It was Donna Vaughan, looking uncharacteristically nervous. She apologized profusely. “Can I come in for a while? Please say yes. I think someone’s following me.”
Cardinal looked past her at the garage.
“I don’t think he saw me come in here,” she said. “But I’m scared. I thought there was someone following me in the car, after I left the hotel-I just put it down to paranoia. But then, just now, as I was parking, someone pulled over a little ways behind. When I got out of the car, I heard him behind me.”
Cardinal picked up his keys with his left hand, keeping the revolver in his right.
He held the door open for her. When they were inside, he said, “Did you get a look at him?”
“Not really. Mid-fifties maybe? Long dark coat.”
“What about his car?”
She shook her head. “I didn’t see.”
“Where was this exactly?”
“On Travis-I think it’s called Travis. Near the corner. I saw a gun in his hand-I mean, I thought I did. I was totally freaked at that point.”
“And you think you lost him.”
“I hope so. I made a sudden rush toward a house as if I lived there and went back between it and the next house. I could see your building through the trees, so I just walked through the back. Got a lot of snow in my boots doing it.”

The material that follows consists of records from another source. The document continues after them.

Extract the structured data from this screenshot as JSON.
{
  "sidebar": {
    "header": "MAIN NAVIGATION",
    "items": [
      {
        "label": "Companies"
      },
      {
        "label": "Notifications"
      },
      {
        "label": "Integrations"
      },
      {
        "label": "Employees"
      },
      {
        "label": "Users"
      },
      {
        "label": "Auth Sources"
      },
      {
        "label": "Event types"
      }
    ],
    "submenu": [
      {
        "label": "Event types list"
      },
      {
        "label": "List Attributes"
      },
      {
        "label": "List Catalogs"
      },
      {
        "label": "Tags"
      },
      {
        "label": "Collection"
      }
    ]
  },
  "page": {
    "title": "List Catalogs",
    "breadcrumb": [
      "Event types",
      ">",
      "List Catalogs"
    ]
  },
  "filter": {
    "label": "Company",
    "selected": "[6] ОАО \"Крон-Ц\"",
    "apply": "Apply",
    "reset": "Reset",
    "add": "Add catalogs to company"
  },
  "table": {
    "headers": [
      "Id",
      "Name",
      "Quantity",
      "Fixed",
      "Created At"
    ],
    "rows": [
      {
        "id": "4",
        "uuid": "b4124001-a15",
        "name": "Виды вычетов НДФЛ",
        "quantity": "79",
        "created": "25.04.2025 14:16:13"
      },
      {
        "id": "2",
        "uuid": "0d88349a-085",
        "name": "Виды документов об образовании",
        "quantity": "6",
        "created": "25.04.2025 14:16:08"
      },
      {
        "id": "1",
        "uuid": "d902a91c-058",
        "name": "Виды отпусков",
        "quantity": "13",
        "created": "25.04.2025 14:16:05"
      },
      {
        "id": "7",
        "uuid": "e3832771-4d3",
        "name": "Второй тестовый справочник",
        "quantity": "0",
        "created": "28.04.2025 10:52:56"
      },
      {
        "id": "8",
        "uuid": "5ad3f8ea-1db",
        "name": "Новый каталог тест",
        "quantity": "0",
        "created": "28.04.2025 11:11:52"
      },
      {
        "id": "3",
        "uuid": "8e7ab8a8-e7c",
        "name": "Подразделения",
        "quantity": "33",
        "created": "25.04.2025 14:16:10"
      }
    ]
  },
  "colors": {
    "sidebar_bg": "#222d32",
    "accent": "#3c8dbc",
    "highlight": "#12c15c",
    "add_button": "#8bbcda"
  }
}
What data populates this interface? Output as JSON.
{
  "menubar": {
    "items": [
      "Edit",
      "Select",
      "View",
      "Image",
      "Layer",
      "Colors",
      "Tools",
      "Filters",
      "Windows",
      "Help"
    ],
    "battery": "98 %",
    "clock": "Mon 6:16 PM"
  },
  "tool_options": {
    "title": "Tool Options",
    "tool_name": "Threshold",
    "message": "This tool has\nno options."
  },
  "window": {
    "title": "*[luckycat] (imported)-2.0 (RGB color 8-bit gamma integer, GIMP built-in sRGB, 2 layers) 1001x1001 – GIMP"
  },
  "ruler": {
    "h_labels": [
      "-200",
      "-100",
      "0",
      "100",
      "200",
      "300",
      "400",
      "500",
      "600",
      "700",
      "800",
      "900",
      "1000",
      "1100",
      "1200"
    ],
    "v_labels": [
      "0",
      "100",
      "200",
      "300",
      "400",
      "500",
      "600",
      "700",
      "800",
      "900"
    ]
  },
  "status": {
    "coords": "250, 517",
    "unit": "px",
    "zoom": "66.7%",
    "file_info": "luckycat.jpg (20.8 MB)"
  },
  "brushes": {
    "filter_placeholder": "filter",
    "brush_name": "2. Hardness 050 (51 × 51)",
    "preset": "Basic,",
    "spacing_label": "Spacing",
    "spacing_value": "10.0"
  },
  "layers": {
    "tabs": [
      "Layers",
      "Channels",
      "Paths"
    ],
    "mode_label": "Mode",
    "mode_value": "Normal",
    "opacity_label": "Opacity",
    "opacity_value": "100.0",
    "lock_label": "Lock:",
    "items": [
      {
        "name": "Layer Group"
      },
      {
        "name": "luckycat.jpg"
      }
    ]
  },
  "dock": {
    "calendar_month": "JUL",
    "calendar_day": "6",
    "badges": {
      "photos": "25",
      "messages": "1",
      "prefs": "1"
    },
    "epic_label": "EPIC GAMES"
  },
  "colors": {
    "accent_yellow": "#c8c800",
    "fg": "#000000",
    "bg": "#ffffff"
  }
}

“You’re still driving the Focus?”
She nodded. “You’ve got a good memory.”
Cardinal hit the elevator button. “Get out on the ground floor and go sit in the lobby. I’ll come back in through the front.”
The elevator door opened.
“Maybe I should come with you.”
“Wait in the lobby.”
He went out through the pedestrian door beside the vehicle entrance. There was no one in sight. He looked for Donna’s tracks in the snow between the trees on the far side of the driveway. No one ever came through that way; there was only the one set of tracks. He went back to the driveway and turned up Travis Street, walking a hundred yards or so before he saw her car.
He bent to examine the doors, the windows. No signs of tampering.
The sidewalk was mostly slush, nothing that would hold prints. He walked farther up the street, shifting his glance back and forth from the parked cars to the houses. There were three vehicles. The first was covered in a month’s worth of snow. The hood of the second one was cold to the touch, and the third was a pickup-surely she would have noticed if it had been a pickup following her-also cold to the touch. He stopped at the end of the block and turned around. Once again on the way back he watched for movement among the houses, the cars, for anything at all, but there was nothing.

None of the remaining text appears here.